TCEQ and the Office of the Governor Economic Development & Tourism division have established a relationship to assist companies, which may experience unwarranted delays in their environmental permitting process for projects that could affect job creation or have a high economic impact.



In 2007, the 81st Texas Legislature enacted House Bill 1634 establishing the Moving Image Industry Incentive Program, and in 2009, the 82nd Texas Legislature enacted House Bill 873, which amended the program in certain respects. Under the legislation, grants to promote industry growth in Texas can be made to applicant production companies.

For film and television projects, depending on whether the applicant chooses the “wage option” or the “Texas spend option” and whether certain economically distressed or historically underutilized areas of the state are used by the production, the incentive is available in the form of a cash production grant equal to between 5 and 29.25% percent of qualified in-state spending. Commercial and video game projects are eligible for 5% of eligible spending in the form of a cash production grant. Grants are available upon project completion and submission of proof of such spending to the Texas Film Commission. Both live action and animated projects are eligible. There are no maximum grant amounts.

Specific eligibility qualifications for projects including investment thresholds, employment requirements, and content are available thru the Texas Film Commission at



On November 6, 2007, Texas votes approved Proposition 15 – HJR 90, the constitutional amendment which allows the State of Texas to establish the Cancer Prevention and Research Institute of Texas (the Institute) and allows the Institute to issue $3 billion in general obligation bonds over ten years to fund grants for cancer research and prevention. The Institute may invest the grants strategically in cancer research, clinical trials, and laboratory facility construction in Texas. The Institute will continue to implement the Texas Cancer Plan.

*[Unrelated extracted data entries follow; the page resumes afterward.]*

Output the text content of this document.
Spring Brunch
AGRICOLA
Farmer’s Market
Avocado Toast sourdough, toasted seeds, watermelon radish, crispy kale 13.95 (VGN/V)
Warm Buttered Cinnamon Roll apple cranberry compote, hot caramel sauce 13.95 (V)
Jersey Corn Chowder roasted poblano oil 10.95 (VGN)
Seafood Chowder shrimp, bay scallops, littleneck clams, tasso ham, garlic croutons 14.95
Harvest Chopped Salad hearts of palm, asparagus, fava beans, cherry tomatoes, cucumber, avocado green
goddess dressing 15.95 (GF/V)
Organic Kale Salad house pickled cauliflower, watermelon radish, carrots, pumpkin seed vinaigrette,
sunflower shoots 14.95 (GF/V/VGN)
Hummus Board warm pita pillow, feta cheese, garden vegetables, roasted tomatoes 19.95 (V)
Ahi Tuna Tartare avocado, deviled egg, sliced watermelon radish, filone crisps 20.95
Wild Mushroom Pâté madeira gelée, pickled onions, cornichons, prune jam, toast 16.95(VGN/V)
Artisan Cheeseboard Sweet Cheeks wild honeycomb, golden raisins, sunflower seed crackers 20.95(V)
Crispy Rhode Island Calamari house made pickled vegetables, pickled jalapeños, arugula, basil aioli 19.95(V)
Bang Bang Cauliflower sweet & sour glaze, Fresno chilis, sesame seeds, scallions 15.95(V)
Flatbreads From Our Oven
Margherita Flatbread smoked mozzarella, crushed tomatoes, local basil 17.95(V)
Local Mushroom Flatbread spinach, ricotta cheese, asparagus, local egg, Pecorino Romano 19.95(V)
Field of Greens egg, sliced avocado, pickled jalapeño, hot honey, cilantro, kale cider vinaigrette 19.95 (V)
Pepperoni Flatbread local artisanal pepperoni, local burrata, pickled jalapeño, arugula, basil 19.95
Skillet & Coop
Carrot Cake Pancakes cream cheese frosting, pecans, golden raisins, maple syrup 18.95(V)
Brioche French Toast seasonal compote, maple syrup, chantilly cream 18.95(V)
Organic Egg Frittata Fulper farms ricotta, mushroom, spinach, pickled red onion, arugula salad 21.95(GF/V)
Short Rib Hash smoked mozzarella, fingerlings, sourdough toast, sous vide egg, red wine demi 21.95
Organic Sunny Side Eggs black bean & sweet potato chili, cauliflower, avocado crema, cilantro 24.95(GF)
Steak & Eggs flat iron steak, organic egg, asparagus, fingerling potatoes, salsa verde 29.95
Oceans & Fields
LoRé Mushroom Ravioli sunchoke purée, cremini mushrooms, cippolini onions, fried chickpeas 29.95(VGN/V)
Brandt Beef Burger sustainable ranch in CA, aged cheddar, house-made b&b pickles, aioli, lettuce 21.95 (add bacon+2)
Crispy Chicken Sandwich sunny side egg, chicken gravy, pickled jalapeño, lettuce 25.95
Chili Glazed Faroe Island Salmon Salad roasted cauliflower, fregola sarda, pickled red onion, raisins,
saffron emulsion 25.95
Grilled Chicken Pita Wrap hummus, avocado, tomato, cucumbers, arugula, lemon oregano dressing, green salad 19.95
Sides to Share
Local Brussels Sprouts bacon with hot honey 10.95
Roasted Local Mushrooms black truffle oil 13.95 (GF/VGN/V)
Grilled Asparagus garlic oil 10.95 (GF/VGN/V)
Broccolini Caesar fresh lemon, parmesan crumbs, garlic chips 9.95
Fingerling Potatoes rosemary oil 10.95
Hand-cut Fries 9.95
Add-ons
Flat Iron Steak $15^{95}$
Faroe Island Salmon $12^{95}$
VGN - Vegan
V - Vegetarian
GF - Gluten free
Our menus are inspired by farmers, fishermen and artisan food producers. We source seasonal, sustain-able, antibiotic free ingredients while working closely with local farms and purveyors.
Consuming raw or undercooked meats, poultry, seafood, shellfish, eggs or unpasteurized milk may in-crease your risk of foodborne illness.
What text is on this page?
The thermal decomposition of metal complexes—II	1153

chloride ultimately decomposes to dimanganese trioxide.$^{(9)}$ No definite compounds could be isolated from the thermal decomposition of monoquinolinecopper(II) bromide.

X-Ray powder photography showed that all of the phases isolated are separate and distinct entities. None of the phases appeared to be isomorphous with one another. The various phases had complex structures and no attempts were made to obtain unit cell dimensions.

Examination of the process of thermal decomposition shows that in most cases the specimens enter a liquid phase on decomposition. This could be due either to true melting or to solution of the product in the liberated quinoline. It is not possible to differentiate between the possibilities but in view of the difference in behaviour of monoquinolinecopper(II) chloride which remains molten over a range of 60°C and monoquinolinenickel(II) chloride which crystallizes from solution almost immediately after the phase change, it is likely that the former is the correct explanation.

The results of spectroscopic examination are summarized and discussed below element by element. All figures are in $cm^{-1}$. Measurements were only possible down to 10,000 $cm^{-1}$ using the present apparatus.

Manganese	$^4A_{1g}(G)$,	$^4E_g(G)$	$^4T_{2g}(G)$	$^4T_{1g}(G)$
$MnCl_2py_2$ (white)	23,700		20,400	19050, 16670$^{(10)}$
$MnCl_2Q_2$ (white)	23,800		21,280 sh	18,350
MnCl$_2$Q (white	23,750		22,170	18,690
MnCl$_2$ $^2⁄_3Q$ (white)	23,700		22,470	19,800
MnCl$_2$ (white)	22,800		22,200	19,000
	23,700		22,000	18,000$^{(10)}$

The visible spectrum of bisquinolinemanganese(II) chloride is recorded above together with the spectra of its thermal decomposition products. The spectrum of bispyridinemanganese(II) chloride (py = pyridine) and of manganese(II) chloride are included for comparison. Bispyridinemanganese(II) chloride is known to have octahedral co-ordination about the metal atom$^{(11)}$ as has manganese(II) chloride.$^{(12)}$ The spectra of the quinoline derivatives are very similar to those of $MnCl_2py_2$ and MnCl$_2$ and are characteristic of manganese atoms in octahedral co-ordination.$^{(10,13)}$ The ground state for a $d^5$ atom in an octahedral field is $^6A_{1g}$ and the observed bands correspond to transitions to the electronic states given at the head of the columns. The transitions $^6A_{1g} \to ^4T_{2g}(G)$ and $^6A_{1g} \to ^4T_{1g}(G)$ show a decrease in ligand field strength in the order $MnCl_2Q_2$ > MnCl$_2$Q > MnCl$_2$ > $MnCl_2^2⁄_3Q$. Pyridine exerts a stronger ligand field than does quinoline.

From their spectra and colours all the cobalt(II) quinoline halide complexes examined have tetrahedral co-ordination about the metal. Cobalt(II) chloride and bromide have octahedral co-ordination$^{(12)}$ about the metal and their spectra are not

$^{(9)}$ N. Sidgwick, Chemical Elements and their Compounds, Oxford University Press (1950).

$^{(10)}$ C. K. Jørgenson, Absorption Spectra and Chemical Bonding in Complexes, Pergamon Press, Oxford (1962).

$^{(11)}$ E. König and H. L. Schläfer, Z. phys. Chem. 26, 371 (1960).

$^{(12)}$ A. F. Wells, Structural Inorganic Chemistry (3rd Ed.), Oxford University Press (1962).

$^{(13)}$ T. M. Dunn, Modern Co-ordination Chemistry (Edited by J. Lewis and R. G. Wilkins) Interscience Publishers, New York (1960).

The Economic Development and Diversification In-State Tuition incentive may be offered to qualified businesses that are in the decision-making process to relocate or expand their operations into Texas. The incentive allows employees and family members of the qualified businesses to pay in-state tuition fees if the individual files with a Texas institution of higher education. Without this incentive designation, a student must reside in Texas for a 12-month period to be entitled to pay the tuition fees of a Texas resident.